III. THE STREET WALKERS.

Strangers visiting the city are struck with the number of women who are to be found on Broadway and the streets running parallel with it, without male escorts, after dark. They pass up and down the great thoroughfares at a rapid pace peculiar to them, glancing sharply at all the men they meet, and sometimes speaking to them in a low, quick undertone. One accustomed to the city can recognize them at a glance, and no man of common sense could fail to distinguish them from the respectable women who are forced to be out on the streets alone. They are known as Street Walkers, and constitute one of the lowest orders of prostitutes to be found in New York. They seem to be on the increase during the present winter; and in Broadway especially are more numerous and bolder than they

have been for several years. The best looking and the best dressed are seen on Broadway, and in parts of the Fifth and Fourth avenues. The others correspond to the localities they frequent. They are chiefly young girls, seventeen being the average age, but you will see children of twelve and thirteen among them. Very few promenade Broadway below Canal street. The neighborhoods of the hotels and places of amusement are the most frequented. Some of the girls are quite pretty and affect a modest deportment, but the majority are hideous and brazen. New faces are constantly appearing on Broadway, to take the places of those who have gone down into the depths.

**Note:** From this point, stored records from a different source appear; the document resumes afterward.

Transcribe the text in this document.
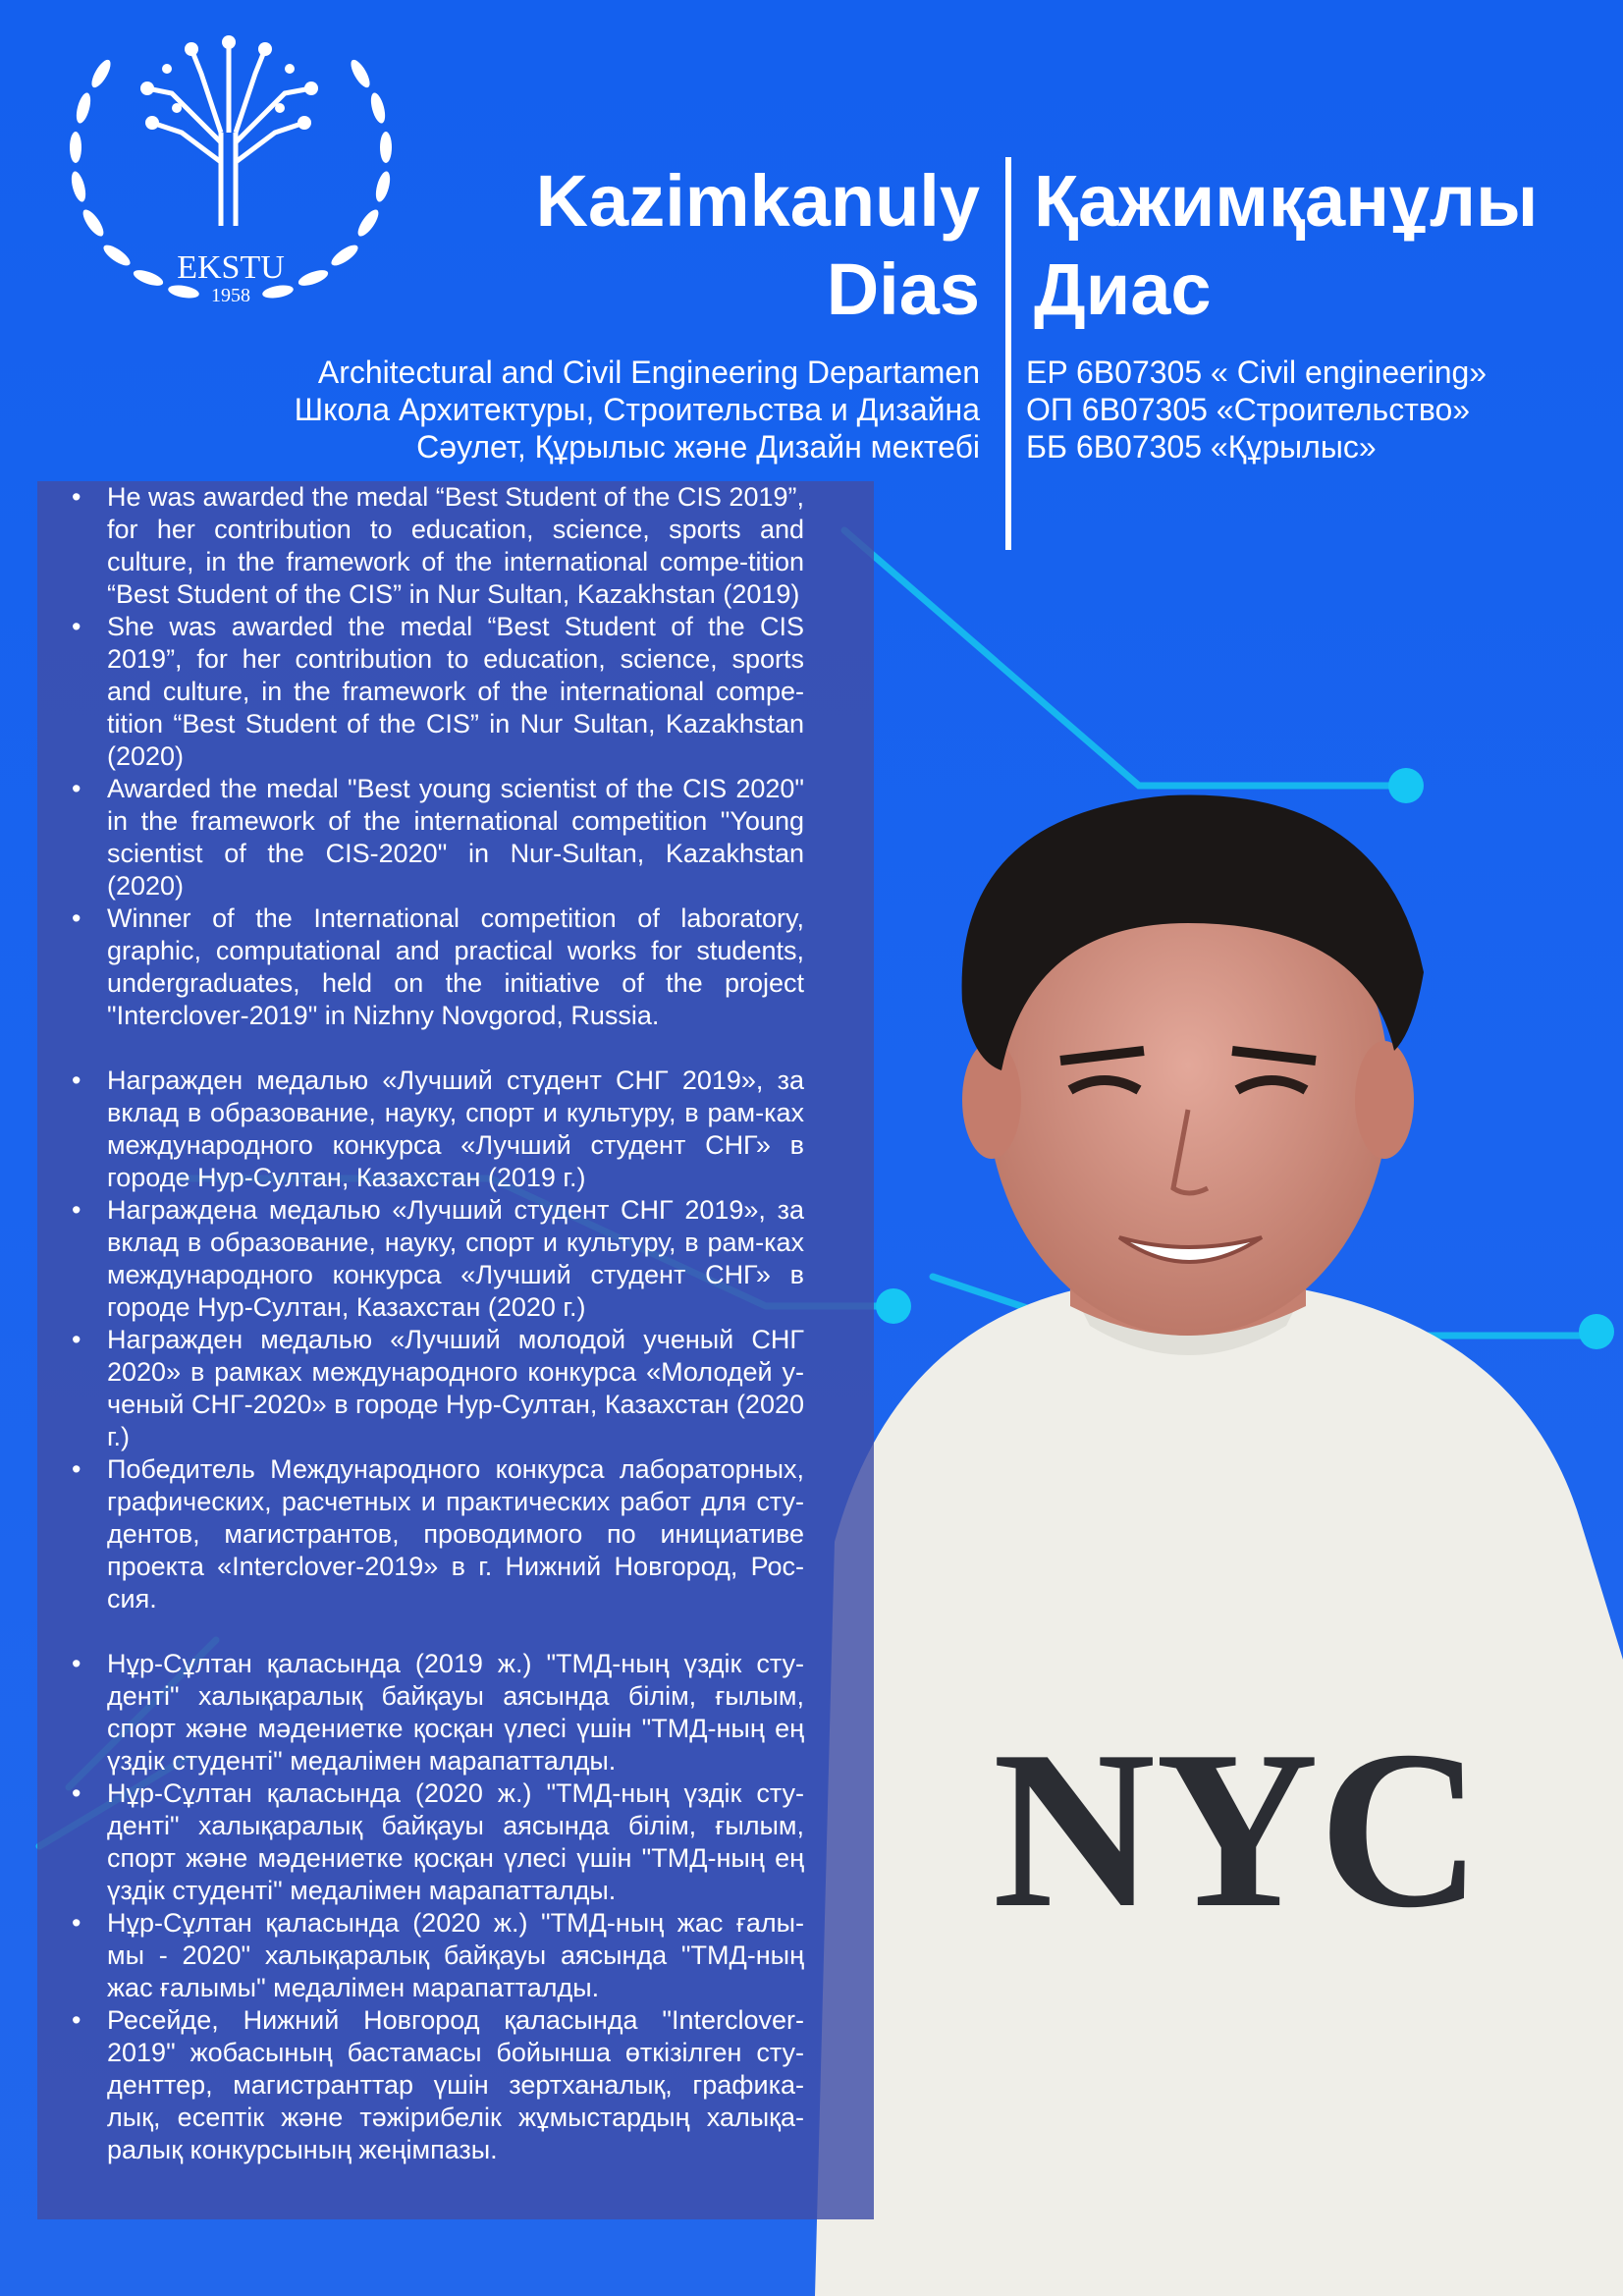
EKSTU
1958
Kazimkanuly
Dias
Қажимқанұлы
Диас
Architectural and Civil Engineering Departamen
Школа Архитектуры, Строительства и Дизайна
Сәулет, Құрылыс және Дизайн мектебі
EP 6B07305 « Civil engineering»
ОП 6B07305 «Строительство»
ББ 6B07305 «Құрылыс»
NYC
• He was awarded the medal “Best Student of the CIS 2019”, for her contribution to education, science, sports and culture, in the framework of the international compe-tition “Best Student of the CIS” in Nur Sultan, Kazakhstan (2019)
• She was awarded the medal “Best Student of the CIS 2019”, for her contribution to education, science, sports and culture, in the framework of the international compe-tition “Best Student of the CIS” in Nur Sultan, Kazakhstan (2020)
• Awarded the medal "Best young scientist of the CIS 2020" in the framework of the international competition "Young scientist of the CIS-2020" in Nur-Sultan, Kazakhstan (2020)
• Winner of the International competition of laboratory, graphic, computational and practical works for students, undergraduates, held on the initiative of the project "Interclover-2019" in Nizhny Novgorod, Russia.
• Награжден медалью «Лучший студент СНГ 2019», за вклад в образование, науку, спорт и культуру, в рам-ках международного конкурса «Лучший студент СНГ» в городе Нур-Султан, Казахстан (2019 г.)
• Награждена медалью «Лучший студент СНГ 2019», за вклад в образование, науку, спорт и культуру, в рам-ках международного конкурса «Лучший студент СНГ» в городе Нур-Султан, Казахстан (2020 г.)
• Награжден медалью «Лучший молодой ученый СНГ 2020» в рамках международного конкурса «Молодей у-ченый СНГ-2020» в городе Нур-Султан, Казахстан (2020 г.)
• Победитель Международного конкурса лабораторных, графических, расчетных и практических работ для сту-дентов, магистрантов, проводимого по инициативе проекта «Interclover-2019» в г. Нижний Новгород, Рос-сия.
• Нұр-Сұлтан қаласында (2019 ж.) "ТМД-ның үздік сту-денті" халықаралық байқауы аясында білім, ғылым, спорт және мәдениетке қосқан үлесі үшін "ТМД-ның ең үздік студенті" медалімен марапатталды.
• Нұр-Сұлтан қаласында (2020 ж.) "ТМД-ның үздік сту-денті" халықаралық байқауы аясында білім, ғылым, спорт және мәдениетке қосқан үлесі үшін "ТМД-ның ең үздік студенті" медалімен марапатталды.
• Нұр-Сұлтан қаласында (2020 ж.) "ТМД-ның жас ғалы-мы - 2020" халықаралық байқауы аясында "ТМД-ның жас ғалымы" медалімен марапатталды.
• Ресейде, Нижний Новгород қаласында "Interclover-2019" жобасының бастамасы бойынша өткізілген сту-денттер, магистранттар үшін зертханалық, графика-лық, есептік және тәжірибелік жұмыстардың халықа-ралық конкурсының жеңімпазы.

Many of these girls have some regular employment, at which they work during the day. Their regular earnings are small, and they take this means of increasing them. The majority, however, depend upon their infamous trade for their support. There have been rare cases in which girls have been driven upon the streets by their parents, who either wish to rid themselves of the support of the girl, or profit by her earnings. We have known cases where the girls have voluntarily supported their parents by the wages of their shame. There were once two sisters, well known on Broadway, who devoted their earnings to paying off a heavy debt of their father, which he was unable to meet. Such instances, however, are very rare.

As a rule the girls seek the streets from mercenary motives. They begin their wretched lives in the society of the most depraved, and are not long in becoming criminals themselves. They are nearly all thieves, and a very large proportion of them are but the decoys of the most desperate male garroters and thieves. The majority of them are the confederates of panel thieves. They are coarse, ugly, and disgusting, and medical men who are called on to treat them professionally, state that as a class they are terribly diseased. A healthy Street Walker is almost a myth.

Were these women dependent for their custom upon the city people, who know them for what they are, they would starve. They know this, and they exert their arts principally upon

strangers. Strangers are more easily deceived, and, as a rule, have money to lose. Hundreds of strangers, coming to the city, follow them to their rooms, only to find themselves in the power of thieves, who compel them on pain of instant death to surrender all their valuables. The room taken by the decoy is vacated immediately after the robbery, the girl and her confederate disappear, and it is impossible to find them.